Smettere di fumare è più facile in compagnia, la solitudine rende tutto più difficile e si crea un circolo vizioso.

fumo e solitudine

C’è una relazione diretta tra la solitudine e il fumare? Si fuma di più perché ci si sente soli o si sta più soli perché si fuma? La verità sta in mezzo probabilmente ma sono tutte dinamiche da considerare e che possono aiutare a elaborare strategie mirare per aiutare le persone a smettere di fumare. Il fumo è la principale causa di morte prematura evitabile e smettere allunga la vita a ogni età e in qualunque condizione di salute.

Uno studio condotto dai ricercatori dell’Università di Bristol e pubblicato su Addiction ha dimostrato che c’è un nesso tra la solitudine prolungata e il fumo, una correlazione di bi-direzionalità, in cui il fumare è effetto della solitudine ma anche una causa di solitudine.

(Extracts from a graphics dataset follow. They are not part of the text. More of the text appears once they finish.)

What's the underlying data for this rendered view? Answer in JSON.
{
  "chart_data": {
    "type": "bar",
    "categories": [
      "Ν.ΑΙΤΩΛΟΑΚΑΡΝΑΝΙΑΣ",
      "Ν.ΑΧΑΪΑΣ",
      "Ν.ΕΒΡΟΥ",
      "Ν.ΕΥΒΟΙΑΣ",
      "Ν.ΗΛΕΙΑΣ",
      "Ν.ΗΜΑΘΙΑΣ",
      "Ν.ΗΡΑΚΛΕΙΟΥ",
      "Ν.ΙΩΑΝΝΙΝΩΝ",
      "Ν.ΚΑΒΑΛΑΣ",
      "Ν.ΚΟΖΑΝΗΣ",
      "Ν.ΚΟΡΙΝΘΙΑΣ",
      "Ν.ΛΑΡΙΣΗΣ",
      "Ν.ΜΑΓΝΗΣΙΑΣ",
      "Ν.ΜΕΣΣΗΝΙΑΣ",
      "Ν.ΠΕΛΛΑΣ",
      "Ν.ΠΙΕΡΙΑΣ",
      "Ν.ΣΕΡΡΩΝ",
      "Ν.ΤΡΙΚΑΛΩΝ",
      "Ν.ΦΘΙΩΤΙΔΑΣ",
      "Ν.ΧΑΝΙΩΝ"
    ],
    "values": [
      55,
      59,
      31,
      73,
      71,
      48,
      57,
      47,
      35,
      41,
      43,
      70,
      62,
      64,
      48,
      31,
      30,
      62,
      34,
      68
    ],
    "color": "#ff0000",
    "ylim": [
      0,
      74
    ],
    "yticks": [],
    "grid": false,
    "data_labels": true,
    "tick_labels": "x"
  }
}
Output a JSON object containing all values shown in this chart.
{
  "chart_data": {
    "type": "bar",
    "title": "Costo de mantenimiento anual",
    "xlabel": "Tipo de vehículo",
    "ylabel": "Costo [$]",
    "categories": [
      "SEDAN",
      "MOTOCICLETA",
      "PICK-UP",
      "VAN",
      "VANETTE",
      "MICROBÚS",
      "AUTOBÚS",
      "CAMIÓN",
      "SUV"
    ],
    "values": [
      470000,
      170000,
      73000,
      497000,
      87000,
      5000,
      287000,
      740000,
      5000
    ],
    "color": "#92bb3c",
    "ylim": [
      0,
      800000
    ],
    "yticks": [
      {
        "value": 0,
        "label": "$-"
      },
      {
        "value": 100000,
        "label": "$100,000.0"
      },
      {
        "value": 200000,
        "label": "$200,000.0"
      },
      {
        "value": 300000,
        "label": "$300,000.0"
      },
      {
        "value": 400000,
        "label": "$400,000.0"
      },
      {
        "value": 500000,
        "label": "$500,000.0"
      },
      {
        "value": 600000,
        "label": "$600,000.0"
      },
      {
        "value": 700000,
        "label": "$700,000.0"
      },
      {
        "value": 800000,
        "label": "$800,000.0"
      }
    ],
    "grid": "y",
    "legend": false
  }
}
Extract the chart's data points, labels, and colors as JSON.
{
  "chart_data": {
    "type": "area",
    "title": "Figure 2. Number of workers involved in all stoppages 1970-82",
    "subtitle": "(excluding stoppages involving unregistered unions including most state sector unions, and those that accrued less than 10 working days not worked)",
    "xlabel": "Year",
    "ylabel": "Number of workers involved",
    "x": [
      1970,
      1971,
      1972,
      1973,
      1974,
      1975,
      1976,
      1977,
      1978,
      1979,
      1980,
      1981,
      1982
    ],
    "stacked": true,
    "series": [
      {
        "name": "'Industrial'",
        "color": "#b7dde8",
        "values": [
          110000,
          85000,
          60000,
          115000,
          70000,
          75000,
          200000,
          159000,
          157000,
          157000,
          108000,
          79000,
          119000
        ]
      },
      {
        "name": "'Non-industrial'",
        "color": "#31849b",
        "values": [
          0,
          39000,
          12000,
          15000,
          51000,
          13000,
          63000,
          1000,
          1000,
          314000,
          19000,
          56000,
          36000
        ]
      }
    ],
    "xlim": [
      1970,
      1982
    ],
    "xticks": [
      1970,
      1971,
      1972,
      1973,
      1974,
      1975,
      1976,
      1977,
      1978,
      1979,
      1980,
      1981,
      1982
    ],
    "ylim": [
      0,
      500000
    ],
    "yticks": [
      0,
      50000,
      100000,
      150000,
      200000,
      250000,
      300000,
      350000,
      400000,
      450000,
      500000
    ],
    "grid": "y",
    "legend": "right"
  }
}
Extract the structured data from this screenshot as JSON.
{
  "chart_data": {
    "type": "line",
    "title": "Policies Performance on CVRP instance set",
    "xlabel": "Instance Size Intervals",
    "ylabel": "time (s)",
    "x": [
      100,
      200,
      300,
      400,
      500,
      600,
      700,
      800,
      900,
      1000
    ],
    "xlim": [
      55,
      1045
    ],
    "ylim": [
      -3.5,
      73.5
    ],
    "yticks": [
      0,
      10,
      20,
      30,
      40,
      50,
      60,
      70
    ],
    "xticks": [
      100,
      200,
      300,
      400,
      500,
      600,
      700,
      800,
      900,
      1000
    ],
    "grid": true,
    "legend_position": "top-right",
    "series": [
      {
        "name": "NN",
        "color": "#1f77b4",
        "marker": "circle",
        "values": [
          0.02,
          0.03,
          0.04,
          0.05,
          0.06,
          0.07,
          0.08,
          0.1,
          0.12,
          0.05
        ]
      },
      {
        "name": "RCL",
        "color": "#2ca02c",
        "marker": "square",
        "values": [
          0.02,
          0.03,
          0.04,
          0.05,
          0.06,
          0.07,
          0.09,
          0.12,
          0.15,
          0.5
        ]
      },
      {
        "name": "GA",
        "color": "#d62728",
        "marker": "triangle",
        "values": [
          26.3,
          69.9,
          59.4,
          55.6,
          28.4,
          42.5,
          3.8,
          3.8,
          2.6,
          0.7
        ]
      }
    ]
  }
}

Lo studio è stato fatto tramite la randomizzazione mendeliana, un metodo statistico che utilizza i dati genetici di moltissime persone per determinare se c’è una relazione di causa ed effetto tra un fattore di rischio e una malattia. I risultati confermano quello che sapevamo già e cioè che la solitudine porta a una maggiore propensione a iniziare a fumare e anche una minore probabilità di smettere.

Studi simili sono stati fatti più volte nel corso degli anni e anche ultimamente durante e dopo il lockdown, dove è emerso che in questi mesi di distanziamento sociale chi già fumava, lo ha fatto di più.

La solitudine fa male e rende più facile iniziare a fumare e molto più difficile smettere. Le limitazioni al fumo in locali, ristoranti, cinema, teatri e in generale nei luoghi di aggregazione, tendono a far rimanere a casa i fumatori che quindi alimentano la loro solitudine.

È un circolo vizioso che si dovrebbe smantellare con terapie e supporti mirati, ma anche con l'aiuto dei propri cari.